Al día siguiente hemos quedado para dar otro paseo por la ciudad. Yo le insisto en que descanse pero mientras yo hablo ella ya está en la puerta con su bolso y las llaves en la mano. Yo la sigo y nos metemos en el supermercado, pero lo único que compra es un manojo de zanahorias. No me dice por qué y he aprendido cuándo no debo preguntar. Todo lo sabré a su tiempo.

Atravesamos uno de los puentes que cruzan el río y llegamos hasta una de las isletas, convertida en un agradable parque con árboles y bancos para sentarse. Ella va muy decidida hasta la punta, donde las aguas del río tocan suavemente la orilla. Hay unos patos dando vueltas y más lejos se ven unos cisnes, pero no le interesan. La veo otear la superficie muy concentrada y al cabo de un rato se lamenta. “¡Hoy no están aquí!”. Es entonces cuando me explica que viene a veces a darles de comer a una pareja de nutrias que viven en el río. Aprendo que a las nutrias les gustan las zanahorias.

Dita Kraus y Antonio Iturbe en el Palacio Czernin, actual sede del Ministerio de Asuntos Exteriores del gobierno checo.

Un tranvía nos lleva por delante del castillo donde hay largas colas de turistas, pero nuestro destino es otro: el imponente Palacio Czernin, actual sede del Ministerio de Asuntos Exteriores del gobierno checo donde no entra cualquiera. Allí Dita es recibida por un diplomático encantador al que ella había dado clases de inglés muchos años atrás y se le abren todas las puertas como la reina que es. En la que llaman «habitación de oro» porque los muebles tienen un baño de oro y se han sentado los grandes estadistas mundiales, Dita y yo tratamos de arreglar el mundo durante un rato.

Al atardecer vamos a un sitio que sabe que me gusta, el Café Louvre.

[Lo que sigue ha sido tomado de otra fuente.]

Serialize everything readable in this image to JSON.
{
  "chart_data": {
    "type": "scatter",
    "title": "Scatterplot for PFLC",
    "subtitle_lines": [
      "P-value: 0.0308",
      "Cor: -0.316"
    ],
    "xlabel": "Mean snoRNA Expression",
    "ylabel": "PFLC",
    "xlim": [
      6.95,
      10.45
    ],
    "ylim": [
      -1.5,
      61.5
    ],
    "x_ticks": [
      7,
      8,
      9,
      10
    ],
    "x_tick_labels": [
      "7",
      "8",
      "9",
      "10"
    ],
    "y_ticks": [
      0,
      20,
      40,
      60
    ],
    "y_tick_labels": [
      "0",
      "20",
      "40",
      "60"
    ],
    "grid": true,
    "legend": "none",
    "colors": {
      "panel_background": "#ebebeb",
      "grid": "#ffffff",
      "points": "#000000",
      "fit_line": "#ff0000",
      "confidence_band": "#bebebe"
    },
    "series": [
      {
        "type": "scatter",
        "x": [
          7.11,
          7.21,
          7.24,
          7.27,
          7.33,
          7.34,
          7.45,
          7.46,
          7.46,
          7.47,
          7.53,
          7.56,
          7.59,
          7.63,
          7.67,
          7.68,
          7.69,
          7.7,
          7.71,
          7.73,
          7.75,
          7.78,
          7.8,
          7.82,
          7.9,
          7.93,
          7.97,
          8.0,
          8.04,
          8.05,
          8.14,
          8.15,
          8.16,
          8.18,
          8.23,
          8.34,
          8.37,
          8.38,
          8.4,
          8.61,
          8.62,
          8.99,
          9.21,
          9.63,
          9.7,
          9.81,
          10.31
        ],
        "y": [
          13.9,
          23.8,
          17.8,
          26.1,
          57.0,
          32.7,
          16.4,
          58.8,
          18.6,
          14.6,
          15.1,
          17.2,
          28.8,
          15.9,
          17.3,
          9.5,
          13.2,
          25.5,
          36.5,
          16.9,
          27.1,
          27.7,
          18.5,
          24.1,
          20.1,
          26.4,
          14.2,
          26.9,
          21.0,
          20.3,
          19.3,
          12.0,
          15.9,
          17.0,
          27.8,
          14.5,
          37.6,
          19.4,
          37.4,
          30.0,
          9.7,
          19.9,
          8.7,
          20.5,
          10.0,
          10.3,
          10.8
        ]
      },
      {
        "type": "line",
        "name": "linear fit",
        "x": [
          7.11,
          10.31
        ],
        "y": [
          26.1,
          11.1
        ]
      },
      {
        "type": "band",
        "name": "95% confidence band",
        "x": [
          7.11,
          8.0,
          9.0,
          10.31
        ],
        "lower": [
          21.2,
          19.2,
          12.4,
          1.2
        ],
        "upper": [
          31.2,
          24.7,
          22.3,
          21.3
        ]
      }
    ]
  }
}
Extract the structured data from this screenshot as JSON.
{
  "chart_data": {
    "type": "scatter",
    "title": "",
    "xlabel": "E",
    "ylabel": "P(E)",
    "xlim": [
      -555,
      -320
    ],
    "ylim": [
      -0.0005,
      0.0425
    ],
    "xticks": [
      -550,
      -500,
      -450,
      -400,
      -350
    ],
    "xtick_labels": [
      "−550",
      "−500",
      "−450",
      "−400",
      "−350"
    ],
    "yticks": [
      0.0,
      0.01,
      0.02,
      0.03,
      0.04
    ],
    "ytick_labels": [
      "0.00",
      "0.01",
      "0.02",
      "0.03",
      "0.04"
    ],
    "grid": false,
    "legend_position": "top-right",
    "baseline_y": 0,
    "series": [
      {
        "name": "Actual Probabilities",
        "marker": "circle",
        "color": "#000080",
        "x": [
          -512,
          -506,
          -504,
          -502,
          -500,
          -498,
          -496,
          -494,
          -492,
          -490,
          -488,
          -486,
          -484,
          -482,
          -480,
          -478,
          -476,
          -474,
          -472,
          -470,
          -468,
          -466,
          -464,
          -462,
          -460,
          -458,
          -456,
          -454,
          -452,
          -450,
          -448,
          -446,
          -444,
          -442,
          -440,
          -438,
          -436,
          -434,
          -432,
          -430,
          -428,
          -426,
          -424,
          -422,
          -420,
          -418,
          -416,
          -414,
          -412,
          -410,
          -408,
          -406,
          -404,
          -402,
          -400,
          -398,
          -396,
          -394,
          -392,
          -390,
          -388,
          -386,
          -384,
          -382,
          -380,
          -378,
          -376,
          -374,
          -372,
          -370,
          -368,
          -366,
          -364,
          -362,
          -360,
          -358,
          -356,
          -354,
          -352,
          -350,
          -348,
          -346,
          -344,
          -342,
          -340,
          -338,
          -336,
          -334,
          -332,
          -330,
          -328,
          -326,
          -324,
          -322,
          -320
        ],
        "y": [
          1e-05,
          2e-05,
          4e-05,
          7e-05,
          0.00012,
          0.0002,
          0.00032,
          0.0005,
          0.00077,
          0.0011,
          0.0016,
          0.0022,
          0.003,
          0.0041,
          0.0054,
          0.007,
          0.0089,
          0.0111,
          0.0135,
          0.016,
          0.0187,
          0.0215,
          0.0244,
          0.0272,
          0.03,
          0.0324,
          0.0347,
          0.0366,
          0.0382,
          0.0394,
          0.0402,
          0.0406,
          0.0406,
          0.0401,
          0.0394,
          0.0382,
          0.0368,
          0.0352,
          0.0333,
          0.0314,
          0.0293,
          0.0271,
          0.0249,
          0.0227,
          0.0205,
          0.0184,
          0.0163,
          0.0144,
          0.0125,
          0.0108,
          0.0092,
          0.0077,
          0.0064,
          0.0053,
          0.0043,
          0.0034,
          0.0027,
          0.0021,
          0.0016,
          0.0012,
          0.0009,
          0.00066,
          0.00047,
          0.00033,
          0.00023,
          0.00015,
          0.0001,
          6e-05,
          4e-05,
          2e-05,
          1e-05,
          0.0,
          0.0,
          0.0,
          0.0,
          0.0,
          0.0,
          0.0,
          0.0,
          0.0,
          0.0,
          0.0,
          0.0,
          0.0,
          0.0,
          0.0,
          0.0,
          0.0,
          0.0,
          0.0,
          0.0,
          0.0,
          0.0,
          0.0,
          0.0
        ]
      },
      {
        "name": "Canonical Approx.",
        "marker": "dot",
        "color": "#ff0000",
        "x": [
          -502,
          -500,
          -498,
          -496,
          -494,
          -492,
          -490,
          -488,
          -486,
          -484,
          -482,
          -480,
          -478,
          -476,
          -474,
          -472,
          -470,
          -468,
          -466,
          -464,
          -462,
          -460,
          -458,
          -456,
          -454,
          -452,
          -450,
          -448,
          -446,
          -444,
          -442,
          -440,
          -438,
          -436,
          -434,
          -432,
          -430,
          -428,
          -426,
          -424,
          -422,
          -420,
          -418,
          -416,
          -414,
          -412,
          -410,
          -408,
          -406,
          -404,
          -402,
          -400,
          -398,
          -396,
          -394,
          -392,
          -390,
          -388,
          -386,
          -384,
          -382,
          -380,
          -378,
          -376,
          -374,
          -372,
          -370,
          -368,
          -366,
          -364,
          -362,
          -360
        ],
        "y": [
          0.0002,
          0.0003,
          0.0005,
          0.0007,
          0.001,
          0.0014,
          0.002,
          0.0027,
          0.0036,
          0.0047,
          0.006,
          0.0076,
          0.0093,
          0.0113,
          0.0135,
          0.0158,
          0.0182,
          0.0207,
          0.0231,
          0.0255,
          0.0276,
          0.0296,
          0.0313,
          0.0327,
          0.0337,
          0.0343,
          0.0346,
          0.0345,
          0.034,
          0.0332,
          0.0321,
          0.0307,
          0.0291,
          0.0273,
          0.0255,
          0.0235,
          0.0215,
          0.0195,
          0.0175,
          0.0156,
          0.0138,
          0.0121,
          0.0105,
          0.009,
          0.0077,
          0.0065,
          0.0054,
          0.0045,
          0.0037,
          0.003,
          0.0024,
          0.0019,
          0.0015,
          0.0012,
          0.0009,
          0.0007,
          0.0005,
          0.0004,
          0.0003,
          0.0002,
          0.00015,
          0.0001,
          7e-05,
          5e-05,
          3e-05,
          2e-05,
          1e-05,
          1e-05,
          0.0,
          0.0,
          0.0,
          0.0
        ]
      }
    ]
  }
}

Su abuelo había sido uno de sus clientes, también Kafka, incluso andaba por sus salones Albert Einstein el año que estuvo dando clases en la facultad de Física de Praga. Está muy reformado, con un toque vienés, pero conserva el encanto y las tartas riquísimas. Solo ceno una sopa de fresas fría y me reservo para el postre: Yo me decanto por la tarta sacher y Dita por un hojaldre de crema con fresas.

Le pregunto cuál es su secreto para haber sobrevivido sin perder el sentido del humor ni el aprecio a la vida después de haber pasado por los peores momentos del siglo XX y haber padecido tantas calamidades personales. “He tenido más situaciones dolorosas que la media de las personas, pero no tengo ninguna lección que dar. Yo lo único que he hecho es estar atenta a cada momento. Aceptar lo que es. Adaptarme al presente”. Le pregunto por alguna creencia a la que aferrarse, aunque ya sé que en Auschwitz dejó de creer en Dios.  “No hay nada después de esto” me dice con una sonrisa. “Todo eso del cielo es una vana esperanza”. Le insisto en la necesidad de alguna idea a la que aferrarnos que esté por encima de nosotros mismo para tratar de entender el sentido de estar esa tarde en el café Louvre observando el paso del tiempo, un tiempo que ya se nos está yendo entre los dedos. “Estoy segura de que la mente humana es incapaz de penetrar en las razones profundas de la existencia del universo. Es algo para lo no podemos tener una respuesta”. Se queda callada un momento y me cuenta: “cuando tenía doce años miré a través de un microscopio una gota de agua: allí había un montón de vida. Si tuviera que imaginarme algo más allá de nosotros sería esa imagen: una gota de agua que alguien observa”. Y sonríe.